Toward the end of a nearly error-free day, McIlroy watched his tee shot veer right off the fairway and clip some trees on the way down. When he reached the landing area, he found that the ball had, rather unbelievably, dropped straight down and into the right pocket of a spectator who was trying to get out of the way of the wayward shot.

“It hit up on the tree and ricocheted straight into his pocket,” McIlroy told Brian Wacker after carding a 5-under 65 to get to 6-under and enter the weekend in a three-way tie for second place, two shots back of midway leader Billy Horschel. “I wasn’t going in there. I know how sweaty my pockets are. I’m not going into anyone else’s.”

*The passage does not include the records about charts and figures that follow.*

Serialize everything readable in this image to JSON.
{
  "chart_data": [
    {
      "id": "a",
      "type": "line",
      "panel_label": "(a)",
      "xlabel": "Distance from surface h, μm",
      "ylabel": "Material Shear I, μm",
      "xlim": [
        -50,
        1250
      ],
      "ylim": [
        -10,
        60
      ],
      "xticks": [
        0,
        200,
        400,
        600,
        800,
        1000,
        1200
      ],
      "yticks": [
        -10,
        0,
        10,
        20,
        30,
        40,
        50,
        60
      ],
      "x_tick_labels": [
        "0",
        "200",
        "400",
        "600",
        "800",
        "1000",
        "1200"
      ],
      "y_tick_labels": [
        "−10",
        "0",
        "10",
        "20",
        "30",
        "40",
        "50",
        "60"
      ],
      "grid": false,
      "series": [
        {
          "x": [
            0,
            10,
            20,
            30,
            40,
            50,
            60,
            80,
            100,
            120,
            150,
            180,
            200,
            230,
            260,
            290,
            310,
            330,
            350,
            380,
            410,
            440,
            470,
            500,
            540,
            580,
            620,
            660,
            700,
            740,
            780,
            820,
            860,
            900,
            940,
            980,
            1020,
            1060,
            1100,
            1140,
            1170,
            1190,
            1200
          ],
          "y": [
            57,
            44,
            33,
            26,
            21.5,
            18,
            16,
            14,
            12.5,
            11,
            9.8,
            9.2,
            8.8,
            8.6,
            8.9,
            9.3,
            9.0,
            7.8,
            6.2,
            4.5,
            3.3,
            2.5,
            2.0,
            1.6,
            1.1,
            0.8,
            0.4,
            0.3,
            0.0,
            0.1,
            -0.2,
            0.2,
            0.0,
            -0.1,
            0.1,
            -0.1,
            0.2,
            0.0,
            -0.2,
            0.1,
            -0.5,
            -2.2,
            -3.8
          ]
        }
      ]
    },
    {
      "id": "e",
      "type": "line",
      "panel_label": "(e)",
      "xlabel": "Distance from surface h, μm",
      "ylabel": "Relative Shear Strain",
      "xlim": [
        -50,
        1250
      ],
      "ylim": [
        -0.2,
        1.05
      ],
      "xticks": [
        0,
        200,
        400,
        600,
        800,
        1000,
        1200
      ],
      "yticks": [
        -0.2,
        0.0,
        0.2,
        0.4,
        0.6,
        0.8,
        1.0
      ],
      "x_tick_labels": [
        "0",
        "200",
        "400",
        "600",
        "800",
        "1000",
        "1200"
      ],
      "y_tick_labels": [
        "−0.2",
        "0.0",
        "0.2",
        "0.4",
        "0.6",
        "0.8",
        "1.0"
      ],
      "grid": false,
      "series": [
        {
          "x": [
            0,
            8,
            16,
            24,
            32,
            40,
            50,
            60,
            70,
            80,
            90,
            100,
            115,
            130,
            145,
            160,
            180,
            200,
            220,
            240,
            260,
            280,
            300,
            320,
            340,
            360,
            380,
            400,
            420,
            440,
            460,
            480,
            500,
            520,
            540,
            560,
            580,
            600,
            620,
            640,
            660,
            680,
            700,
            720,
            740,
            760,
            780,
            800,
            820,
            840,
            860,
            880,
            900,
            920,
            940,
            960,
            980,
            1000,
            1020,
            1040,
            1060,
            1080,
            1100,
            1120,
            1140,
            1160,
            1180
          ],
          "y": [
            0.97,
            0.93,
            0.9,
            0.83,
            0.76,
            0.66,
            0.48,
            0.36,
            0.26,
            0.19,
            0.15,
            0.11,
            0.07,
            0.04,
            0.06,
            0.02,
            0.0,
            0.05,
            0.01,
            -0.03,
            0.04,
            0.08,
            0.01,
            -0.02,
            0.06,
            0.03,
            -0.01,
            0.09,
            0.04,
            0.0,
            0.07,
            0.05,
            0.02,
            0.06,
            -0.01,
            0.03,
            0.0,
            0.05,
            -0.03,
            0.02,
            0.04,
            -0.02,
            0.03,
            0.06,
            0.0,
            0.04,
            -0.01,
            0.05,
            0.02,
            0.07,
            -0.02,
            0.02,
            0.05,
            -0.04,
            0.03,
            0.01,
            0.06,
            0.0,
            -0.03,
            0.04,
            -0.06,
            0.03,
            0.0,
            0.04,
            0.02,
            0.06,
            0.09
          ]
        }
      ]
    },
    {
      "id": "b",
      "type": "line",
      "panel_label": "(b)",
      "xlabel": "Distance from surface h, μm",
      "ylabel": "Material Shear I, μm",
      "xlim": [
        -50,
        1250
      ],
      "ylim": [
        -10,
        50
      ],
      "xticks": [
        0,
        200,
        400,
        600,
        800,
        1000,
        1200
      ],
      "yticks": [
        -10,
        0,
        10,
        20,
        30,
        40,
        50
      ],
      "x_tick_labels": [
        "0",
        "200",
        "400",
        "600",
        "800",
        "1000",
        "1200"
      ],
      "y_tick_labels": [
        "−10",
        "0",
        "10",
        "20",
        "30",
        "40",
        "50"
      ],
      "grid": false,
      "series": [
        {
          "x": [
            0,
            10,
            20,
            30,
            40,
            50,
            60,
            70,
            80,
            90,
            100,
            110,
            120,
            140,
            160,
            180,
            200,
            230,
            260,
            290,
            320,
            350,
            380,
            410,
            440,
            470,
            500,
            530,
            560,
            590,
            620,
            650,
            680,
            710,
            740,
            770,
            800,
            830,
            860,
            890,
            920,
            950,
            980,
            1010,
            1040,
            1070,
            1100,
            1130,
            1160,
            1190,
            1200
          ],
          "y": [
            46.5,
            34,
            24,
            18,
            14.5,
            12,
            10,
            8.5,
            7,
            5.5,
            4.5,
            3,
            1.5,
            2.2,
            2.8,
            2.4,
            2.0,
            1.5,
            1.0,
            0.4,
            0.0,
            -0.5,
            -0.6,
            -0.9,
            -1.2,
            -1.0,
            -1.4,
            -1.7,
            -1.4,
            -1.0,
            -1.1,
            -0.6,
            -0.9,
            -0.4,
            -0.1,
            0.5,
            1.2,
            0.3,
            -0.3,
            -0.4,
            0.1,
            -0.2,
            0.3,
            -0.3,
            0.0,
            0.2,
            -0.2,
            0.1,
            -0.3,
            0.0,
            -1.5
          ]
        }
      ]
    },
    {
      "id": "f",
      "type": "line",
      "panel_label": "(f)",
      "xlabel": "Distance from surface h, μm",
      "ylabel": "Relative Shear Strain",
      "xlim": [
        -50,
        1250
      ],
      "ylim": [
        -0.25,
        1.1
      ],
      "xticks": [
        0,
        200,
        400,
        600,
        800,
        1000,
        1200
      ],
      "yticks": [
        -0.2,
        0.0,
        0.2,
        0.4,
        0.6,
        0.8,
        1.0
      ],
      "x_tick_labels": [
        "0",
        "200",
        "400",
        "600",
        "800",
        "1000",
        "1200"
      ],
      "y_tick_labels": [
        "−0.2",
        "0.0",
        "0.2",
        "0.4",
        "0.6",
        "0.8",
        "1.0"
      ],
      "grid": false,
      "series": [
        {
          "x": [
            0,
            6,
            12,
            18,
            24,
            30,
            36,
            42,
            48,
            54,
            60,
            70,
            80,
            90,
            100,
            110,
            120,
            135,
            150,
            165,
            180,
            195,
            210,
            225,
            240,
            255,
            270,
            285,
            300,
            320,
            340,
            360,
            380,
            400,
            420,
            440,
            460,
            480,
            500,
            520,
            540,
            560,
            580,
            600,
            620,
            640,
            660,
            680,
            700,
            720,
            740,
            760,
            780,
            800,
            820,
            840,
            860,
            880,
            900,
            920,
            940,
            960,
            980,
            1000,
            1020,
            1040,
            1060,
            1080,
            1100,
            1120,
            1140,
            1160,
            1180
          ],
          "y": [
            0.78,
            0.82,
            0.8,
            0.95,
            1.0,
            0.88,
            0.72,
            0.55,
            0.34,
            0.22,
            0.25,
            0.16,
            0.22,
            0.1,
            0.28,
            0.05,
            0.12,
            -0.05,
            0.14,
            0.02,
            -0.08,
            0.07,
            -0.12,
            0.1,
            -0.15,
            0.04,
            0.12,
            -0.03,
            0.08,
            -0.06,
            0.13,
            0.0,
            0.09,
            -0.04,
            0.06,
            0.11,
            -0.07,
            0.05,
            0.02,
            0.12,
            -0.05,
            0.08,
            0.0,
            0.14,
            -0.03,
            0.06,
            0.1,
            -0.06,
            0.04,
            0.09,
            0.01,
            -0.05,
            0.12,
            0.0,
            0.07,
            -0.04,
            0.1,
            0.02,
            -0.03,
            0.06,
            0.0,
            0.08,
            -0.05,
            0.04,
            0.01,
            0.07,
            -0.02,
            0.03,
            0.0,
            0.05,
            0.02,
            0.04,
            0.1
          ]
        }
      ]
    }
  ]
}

The world No. 1 shared a few laughs and a handshake with the spectator, who reluctantly returned the ball to its owner. We imagine the golf enthusiast received another Nike RZN Black in place of the one McIlroy flailed into the foliage but a rules official on the scene confirmed Rory had to drop the original “as near as possible to that,” which we took to mean the aforementioned pocket.

Joviality ensued, McIlroy found the green with his approach shot, two-putted for par from 20 feet, finished birdie-birdie, and will play in the final twosome with Horschel on Saturday.

A win on Sunday would be the fourth of the PGA Tour season for the four-time major champion, whose only bogey amid six birdies on a hot, humid day in Atlanta came on the par-4 fourth.

“It would be icing on the cake,” McIlroy said about what it would mean to finish a campaign in which he ran off two straight major Ws — the British Open and PGA Championship — by winning the FedEx Cup. “I wanted to cap it off in style and I’ve given myself a chance to do that over the next two days.”

If the incident on the 14th — similar to a fortuitous break in Scotland in July— is any indication, the golf gods and Lady Luck are on the side of the 25-year-old from Northern Ireland.

“I hit it off someone’s leg at the Scottish Open in Aberdeen,” said a very pleased McIlroy. “I need to stop hitting it off line.

“I was happy,” he said. “That ball could have hit the tree and went anywhere. It hit up on the tree and ricocheted straight into his pocket. I just felt fortunate I was able to drop it there and make a par.”